Pedro Domingos (University of Washington)
A General Framework for Mining Massive Data Streams

Friday 2:00-2:30, San Fountain I

Abstract:

In many domains, data now arrives faster than we are able to mine it. To avoid wasting this data, we must switch from the traditional "one-shot" data mining approach to systems that are able to mine continuous, high-volume, open-ended data streams as they arrive. In this talk I will identify some desiderata for such systems, and outline our framework for realizing them. A key property of our approach is that it minimizes the time required to build a model on a stream, while guaranteeing (as long as the data is i.i.d.) that the model learned is effectively indistinguishable from the one that would be obtained using infinite data. Using this framework, we have successfully adapted several learning algorithms to massive data streams, including decision tree induction, Bayesian network learning, k-means clustering, and the EM algorithm for mixtures of Gaussians. These algorithms are able to process on the order of billions of examples per day using off-the-shelf hardware. Building on this, we have developed VFML, a library of software primitives for scaling arbitrary learning algorithms to massive data streams with minimal effort.

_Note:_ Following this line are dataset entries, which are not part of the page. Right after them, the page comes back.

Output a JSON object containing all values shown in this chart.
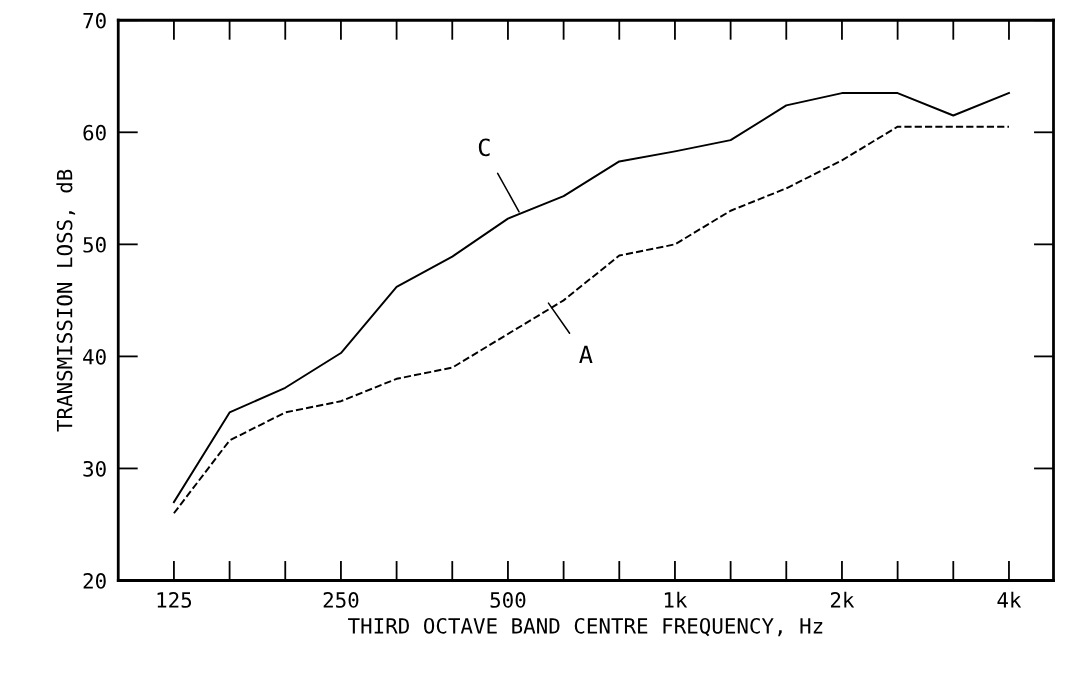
{
  "chart_data": {
    "type": "line",
    "xlabel": "THIRD OCTAVE BAND CENTRE FREQUENCY, Hz",
    "ylabel": "TRANSMISSION LOSS, dB",
    "categories": [
      "125",
      null,
      null,
      "250",
      null,
      null,
      "500",
      null,
      null,
      "1k",
      null,
      null,
      "2k",
      null,
      null,
      "4k"
    ],
    "series": [
      {
        "color": "#000000",
        "line_style": "solid",
        "values": [
          27,
          35,
          37.2,
          40.3,
          46.2,
          48.9,
          52.3,
          54.3,
          57.4,
          58.3,
          59.3,
          62.4,
          63.5,
          63.5,
          61.5,
          63.5
        ]
      },
      {
        "color": "#000000",
        "line_style": "dashed",
        "values": [
          26,
          32.5,
          35,
          36,
          38,
          39,
          42,
          45,
          49,
          50,
          53,
          55,
          57.5,
          60.5,
          60.5,
          60.5
        ]
      }
    ],
    "annotations": [
      {
        "text": "C",
        "x": "500",
        "y": 52.3
      },
      "A"
    ],
    "ylim": [
      20,
      70
    ],
    "yticks": [
      20,
      30,
      40,
      50,
      60,
      70
    ],
    "grid": false,
    "legend": false,
    "marker": "none"
  }
}
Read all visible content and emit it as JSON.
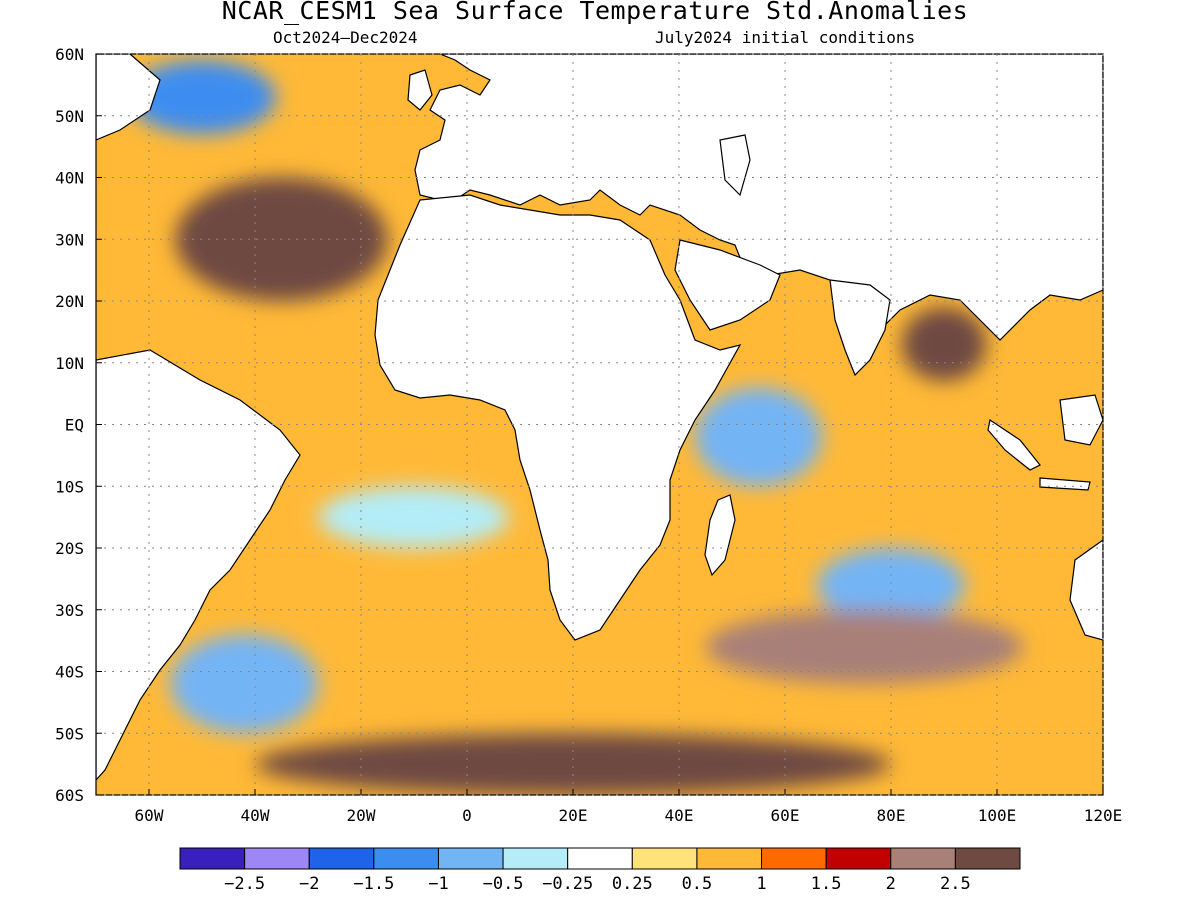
{
  "title": "NCAR_CESM1 Sea Surface Temperature Std.Anomalies",
  "subtitle_left": "Oct2024–Dec2024",
  "subtitle_right": "July2024 initial conditions",
  "map": {
    "region": "Atlantic and Indian Ocean",
    "lon_range": [
      -70,
      120
    ],
    "lat_range": [
      -60,
      60
    ],
    "x_ticks": [
      {
        "lon": -60,
        "label": "60W"
      },
      {
        "lon": -40,
        "label": "40W"
      },
      {
        "lon": -20,
        "label": "20W"
      },
      {
        "lon": 0,
        "label": "0"
      },
      {
        "lon": 20,
        "label": "20E"
      },
      {
        "lon": 40,
        "label": "40E"
      },
      {
        "lon": 60,
        "label": "60E"
      },
      {
        "lon": 80,
        "label": "80E"
      },
      {
        "lon": 100,
        "label": "100E"
      },
      {
        "lon": 120,
        "label": "120E"
      }
    ],
    "y_ticks": [
      {
        "lat": 60,
        "label": "60N"
      },
      {
        "lat": 50,
        "label": "50N"
      },
      {
        "lat": 40,
        "label": "40N"
      },
      {
        "lat": 30,
        "label": "30N"
      },
      {
        "lat": 20,
        "label": "20N"
      },
      {
        "lat": 10,
        "label": "10N"
      },
      {
        "lat": 0,
        "label": "EQ"
      },
      {
        "lat": -10,
        "label": "10S"
      },
      {
        "lat": -20,
        "label": "20S"
      },
      {
        "lat": -30,
        "label": "30S"
      },
      {
        "lat": -40,
        "label": "40S"
      },
      {
        "lat": -50,
        "label": "50S"
      },
      {
        "lat": -60,
        "label": "60S"
      }
    ],
    "gridlines": "dotted",
    "land_color": "#ffffff",
    "coastline_color": "#000000"
  },
  "colorbar": {
    "colors": [
      "#3a1fbf",
      "#9d86f5",
      "#1f64e8",
      "#3c8df0",
      "#73b4f5",
      "#b4ecf7",
      "#ffffff",
      "#ffe27a",
      "#ffb937",
      "#ff6a00",
      "#c20000",
      "#a88078",
      "#6e4a42"
    ],
    "labels": [
      "−2.5",
      "−2",
      "−1.5",
      "−1",
      "−0.5",
      "−0.25",
      "0.25",
      "0.5",
      "1",
      "1.5",
      "2",
      "2.5"
    ]
  },
  "features": [
    {
      "name": "eq-indian-cold-pool",
      "lon": 55,
      "lat": -2,
      "rx": 12,
      "ry": 8,
      "value": -1.0
    },
    {
      "name": "south-indian-cold-pool",
      "lon": 80,
      "lat": -26,
      "rx": 14,
      "ry": 6,
      "value": -1.0
    },
    {
      "name": "south-atlantic-cool-band",
      "lon": -10,
      "lat": -15,
      "rx": 18,
      "ry": 5,
      "value": -0.3
    },
    {
      "name": "nw-atlantic-cold",
      "lon": -50,
      "lat": 53,
      "rx": 14,
      "ry": 6,
      "value": -1.5
    },
    {
      "name": "sw-atlantic-cold",
      "lon": -42,
      "lat": -42,
      "rx": 14,
      "ry": 8,
      "value": -1.0
    },
    {
      "name": "north-atlantic-warm",
      "lon": -35,
      "lat": 30,
      "rx": 20,
      "ry": 10,
      "value": 2.5
    },
    {
      "name": "bay-of-bengal-warm",
      "lon": 90,
      "lat": 13,
      "rx": 8,
      "ry": 6,
      "value": 2.5
    },
    {
      "name": "southern-ocean-warm",
      "lon": 20,
      "lat": -55,
      "rx": 60,
      "ry": 5,
      "value": 2.5
    },
    {
      "name": "s-indian-warm",
      "lon": 75,
      "lat": -36,
      "rx": 30,
      "ry": 6,
      "value": 2.0
    }
  ]
}
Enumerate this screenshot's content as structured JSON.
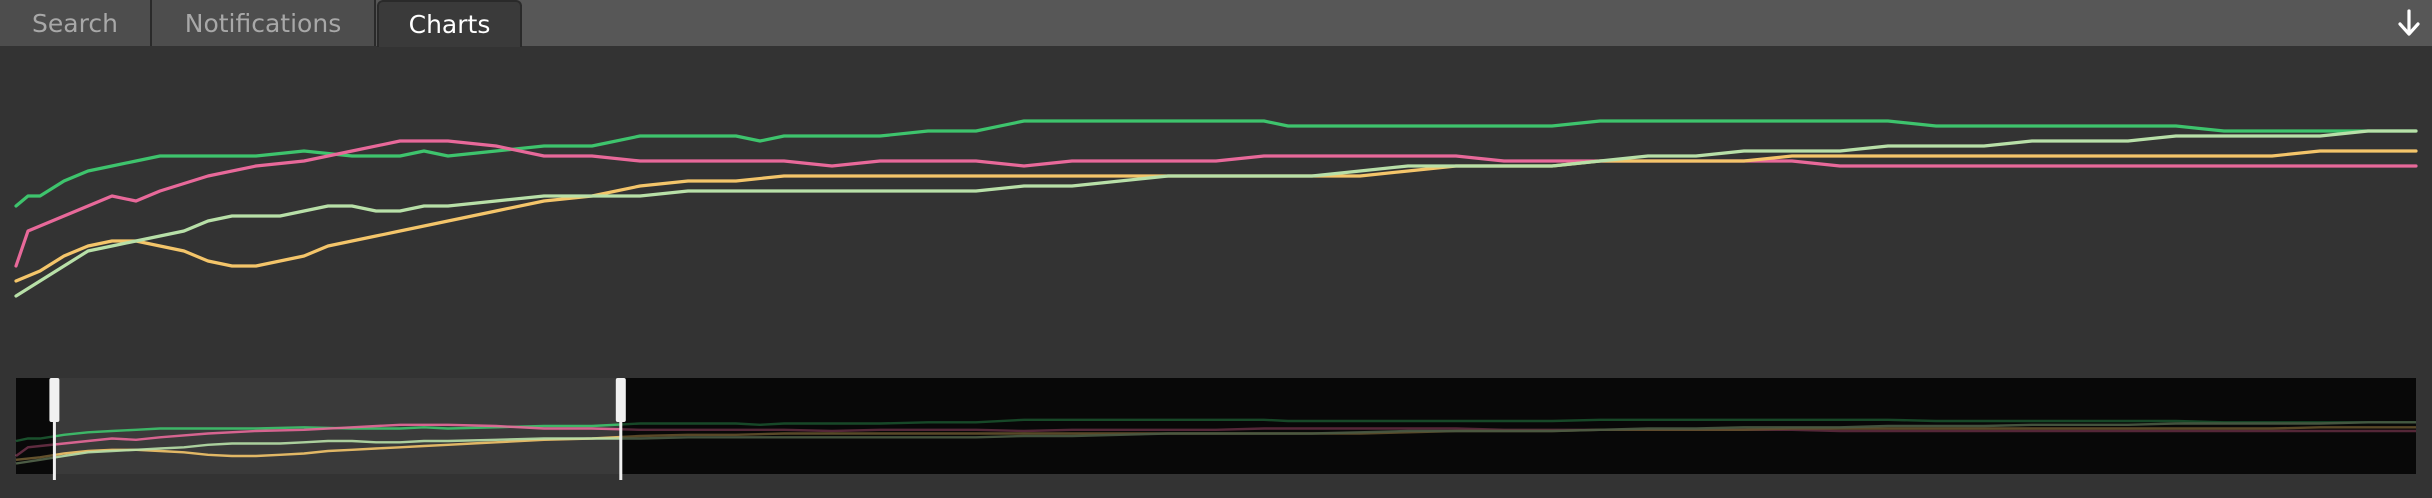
{
  "tabs": [
    {
      "label": "Search",
      "active": false
    },
    {
      "label": "Notifications",
      "active": false
    },
    {
      "label": "Charts",
      "active": true
    }
  ],
  "toolbar": {
    "download_icon": "arrow-down-icon"
  },
  "colors": {
    "background": "#333333",
    "tab_bar": "#575757",
    "overview_bg": "#161616",
    "handle": "#f0f0f0"
  },
  "chart_data": {
    "type": "line",
    "title": "",
    "xlabel": "",
    "ylabel": "",
    "x_range": [
      0,
      100
    ],
    "ylim": [
      0,
      100
    ],
    "grid": false,
    "legend": "none",
    "series": [
      {
        "color": "#3ec46d",
        "points": [
          [
            0,
            70
          ],
          [
            0.5,
            72
          ],
          [
            1,
            72
          ],
          [
            2,
            75
          ],
          [
            3,
            77
          ],
          [
            4,
            78
          ],
          [
            5,
            79
          ],
          [
            6,
            80
          ],
          [
            8,
            80
          ],
          [
            10,
            80
          ],
          [
            12,
            81
          ],
          [
            14,
            80
          ],
          [
            16,
            80
          ],
          [
            17,
            81
          ],
          [
            18,
            80
          ],
          [
            20,
            81
          ],
          [
            22,
            82
          ],
          [
            24,
            82
          ],
          [
            26,
            84
          ],
          [
            28,
            84
          ],
          [
            30,
            84
          ],
          [
            31,
            83
          ],
          [
            32,
            84
          ],
          [
            34,
            84
          ],
          [
            36,
            84
          ],
          [
            38,
            85
          ],
          [
            40,
            85
          ],
          [
            42,
            87
          ],
          [
            44,
            87
          ],
          [
            46,
            87
          ],
          [
            48,
            87
          ],
          [
            50,
            87
          ],
          [
            52,
            87
          ],
          [
            53,
            86
          ],
          [
            54,
            86
          ],
          [
            56,
            86
          ],
          [
            58,
            86
          ],
          [
            60,
            86
          ],
          [
            62,
            86
          ],
          [
            64,
            86
          ],
          [
            66,
            87
          ],
          [
            68,
            87
          ],
          [
            70,
            87
          ],
          [
            72,
            87
          ],
          [
            74,
            87
          ],
          [
            76,
            87
          ],
          [
            78,
            87
          ],
          [
            80,
            86
          ],
          [
            82,
            86
          ],
          [
            84,
            86
          ],
          [
            86,
            86
          ],
          [
            88,
            86
          ],
          [
            90,
            86
          ],
          [
            92,
            85
          ],
          [
            94,
            85
          ],
          [
            96,
            85
          ],
          [
            98,
            85
          ],
          [
            100,
            85
          ]
        ]
      },
      {
        "color": "#e8699a",
        "points": [
          [
            0,
            58
          ],
          [
            0.5,
            65
          ],
          [
            1,
            66
          ],
          [
            2,
            68
          ],
          [
            3,
            70
          ],
          [
            4,
            72
          ],
          [
            5,
            71
          ],
          [
            6,
            73
          ],
          [
            8,
            76
          ],
          [
            10,
            78
          ],
          [
            12,
            79
          ],
          [
            14,
            81
          ],
          [
            16,
            83
          ],
          [
            18,
            83
          ],
          [
            20,
            82
          ],
          [
            22,
            80
          ],
          [
            24,
            80
          ],
          [
            26,
            79
          ],
          [
            28,
            79
          ],
          [
            30,
            79
          ],
          [
            32,
            79
          ],
          [
            34,
            78
          ],
          [
            36,
            79
          ],
          [
            38,
            79
          ],
          [
            40,
            79
          ],
          [
            42,
            78
          ],
          [
            44,
            79
          ],
          [
            46,
            79
          ],
          [
            48,
            79
          ],
          [
            50,
            79
          ],
          [
            52,
            80
          ],
          [
            54,
            80
          ],
          [
            56,
            80
          ],
          [
            58,
            80
          ],
          [
            60,
            80
          ],
          [
            62,
            79
          ],
          [
            64,
            79
          ],
          [
            66,
            79
          ],
          [
            68,
            79
          ],
          [
            70,
            79
          ],
          [
            72,
            79
          ],
          [
            74,
            79
          ],
          [
            76,
            78
          ],
          [
            78,
            78
          ],
          [
            80,
            78
          ],
          [
            82,
            78
          ],
          [
            84,
            78
          ],
          [
            86,
            78
          ],
          [
            88,
            78
          ],
          [
            90,
            78
          ],
          [
            92,
            78
          ],
          [
            94,
            78
          ],
          [
            96,
            78
          ],
          [
            98,
            78
          ],
          [
            100,
            78
          ]
        ]
      },
      {
        "color": "#f4c56a",
        "points": [
          [
            0,
            55
          ],
          [
            1,
            57
          ],
          [
            2,
            60
          ],
          [
            3,
            62
          ],
          [
            4,
            63
          ],
          [
            5,
            63
          ],
          [
            6,
            62
          ],
          [
            7,
            61
          ],
          [
            8,
            59
          ],
          [
            9,
            58
          ],
          [
            10,
            58
          ],
          [
            11,
            59
          ],
          [
            12,
            60
          ],
          [
            13,
            62
          ],
          [
            14,
            63
          ],
          [
            15,
            64
          ],
          [
            16,
            65
          ],
          [
            17,
            66
          ],
          [
            18,
            67
          ],
          [
            19,
            68
          ],
          [
            20,
            69
          ],
          [
            22,
            71
          ],
          [
            24,
            72
          ],
          [
            26,
            74
          ],
          [
            28,
            75
          ],
          [
            30,
            75
          ],
          [
            32,
            76
          ],
          [
            34,
            76
          ],
          [
            36,
            76
          ],
          [
            38,
            76
          ],
          [
            40,
            76
          ],
          [
            42,
            76
          ],
          [
            44,
            76
          ],
          [
            46,
            76
          ],
          [
            48,
            76
          ],
          [
            50,
            76
          ],
          [
            52,
            76
          ],
          [
            54,
            76
          ],
          [
            56,
            76
          ],
          [
            58,
            77
          ],
          [
            60,
            78
          ],
          [
            62,
            78
          ],
          [
            64,
            78
          ],
          [
            66,
            79
          ],
          [
            68,
            79
          ],
          [
            70,
            79
          ],
          [
            72,
            79
          ],
          [
            74,
            80
          ],
          [
            76,
            80
          ],
          [
            78,
            80
          ],
          [
            80,
            80
          ],
          [
            82,
            80
          ],
          [
            84,
            80
          ],
          [
            86,
            80
          ],
          [
            88,
            80
          ],
          [
            90,
            80
          ],
          [
            92,
            80
          ],
          [
            94,
            80
          ],
          [
            96,
            81
          ],
          [
            98,
            81
          ],
          [
            100,
            81
          ]
        ]
      },
      {
        "color": "#b8e0a8",
        "points": [
          [
            0,
            52
          ],
          [
            1,
            55
          ],
          [
            2,
            58
          ],
          [
            3,
            61
          ],
          [
            4,
            62
          ],
          [
            5,
            63
          ],
          [
            6,
            64
          ],
          [
            7,
            65
          ],
          [
            8,
            67
          ],
          [
            9,
            68
          ],
          [
            10,
            68
          ],
          [
            11,
            68
          ],
          [
            12,
            69
          ],
          [
            13,
            70
          ],
          [
            14,
            70
          ],
          [
            15,
            69
          ],
          [
            16,
            69
          ],
          [
            17,
            70
          ],
          [
            18,
            70
          ],
          [
            20,
            71
          ],
          [
            22,
            72
          ],
          [
            24,
            72
          ],
          [
            26,
            72
          ],
          [
            28,
            73
          ],
          [
            30,
            73
          ],
          [
            32,
            73
          ],
          [
            34,
            73
          ],
          [
            36,
            73
          ],
          [
            38,
            73
          ],
          [
            40,
            73
          ],
          [
            42,
            74
          ],
          [
            44,
            74
          ],
          [
            46,
            75
          ],
          [
            48,
            76
          ],
          [
            50,
            76
          ],
          [
            52,
            76
          ],
          [
            54,
            76
          ],
          [
            56,
            77
          ],
          [
            58,
            78
          ],
          [
            60,
            78
          ],
          [
            62,
            78
          ],
          [
            64,
            78
          ],
          [
            66,
            79
          ],
          [
            68,
            80
          ],
          [
            70,
            80
          ],
          [
            72,
            81
          ],
          [
            74,
            81
          ],
          [
            76,
            81
          ],
          [
            78,
            82
          ],
          [
            80,
            82
          ],
          [
            82,
            82
          ],
          [
            84,
            83
          ],
          [
            86,
            83
          ],
          [
            88,
            83
          ],
          [
            90,
            84
          ],
          [
            92,
            84
          ],
          [
            94,
            84
          ],
          [
            96,
            84
          ],
          [
            98,
            85
          ],
          [
            100,
            85
          ]
        ]
      }
    ],
    "overview": {
      "selection_start": 1.6,
      "selection_end": 25.2
    }
  }
}
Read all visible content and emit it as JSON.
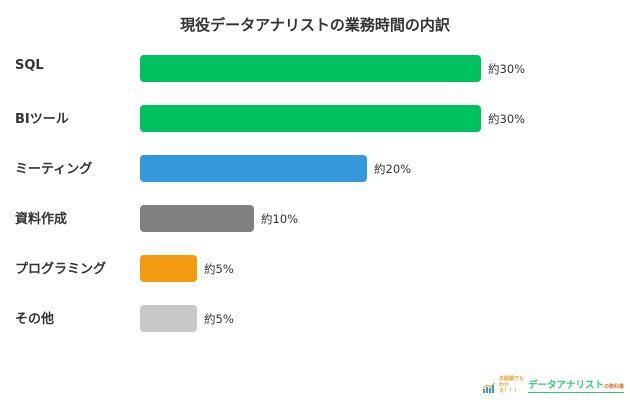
{
  "chart_data": {
    "type": "bar",
    "orientation": "horizontal",
    "title": "現役データアナリストの業務時間の内訳",
    "categories": [
      "SQL",
      "BIツール",
      "ミーティング",
      "資料作成",
      "プログラミング",
      "その他"
    ],
    "values": [
      30,
      30,
      20,
      10,
      5,
      5
    ],
    "value_labels": [
      "約30%",
      "約30%",
      "約20%",
      "約10%",
      "約5%",
      "約5%"
    ],
    "colors": [
      "#00c060",
      "#00c060",
      "#3498db",
      "#808080",
      "#f39c12",
      "#c8c8c8"
    ],
    "unit": "%",
    "xlabel": "",
    "ylabel": "",
    "grid": false,
    "legend": null,
    "xlim": [
      0,
      30
    ]
  },
  "rows": [
    {
      "label": "SQL",
      "value_label": "約30%"
    },
    {
      "label": "BIツール",
      "value_label": "約30%"
    },
    {
      "label": "ミーティング",
      "value_label": "約20%"
    },
    {
      "label": "資料作成",
      "value_label": "約10%"
    },
    {
      "label": "プログラミング",
      "value_label": "約5%"
    },
    {
      "label": "その他",
      "value_label": "約5%"
    }
  ],
  "logo": {
    "small_text": "未経験でもわかる！！！",
    "main_text": "データアナリスト",
    "sub_text": "の教科書"
  }
}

William F. Szewczyk (National Security Agency)
Time-evolving Adaptive Regression

Friday 2:30-3:00, Fountain I

Abstract:

The ability of sensors to track data in real time for extended periods gives one the opportunity to monitor evolving functional relationships. In this talk I will demonstrate how one can capture complex, nonstationary relations using time-evolving adaptive mixtures.



Olivier Verscheure (IBM T.J. Watson Research Center)
Quantization for Adapted GMM-Based Speaker Verification

Friday 3:00-3:30, Fountain I

Abstract:

State-of-the-art speaker verification systems are built around the likelihood ratio test, using Gaussian Mixture Models (GMM) for likelihood functions, a universal background model (UBM) for alternative speaker representation, and a form of Bayesian adaptation to derive speaker models from the UBM. This work tackles optimal quantizer design of the speech cepstral features (MFCCs) for such systems. The problem is posed as the minimization of loss of log-likelihood ratio between the quantized and unquantized speech features. First we show that the conventional mean squared error (MSE) quantizer for the top-scoring UBM Gaussian is optimal under practical assumptions. Then we derive the optimal bit allocation strategy across the dimensions of the feature vectors. Finally we demonstrate the validity of the approach against various quantization and bit allocation schemes by running experiments on the appropriately modified IBM Speaker Verification system. Experimental results on the HUB4 corpora show negligible impact on verification performance for bit rates as low as less than 1 bit per dimension on average in contrast to 32 bits per dimension in the original system.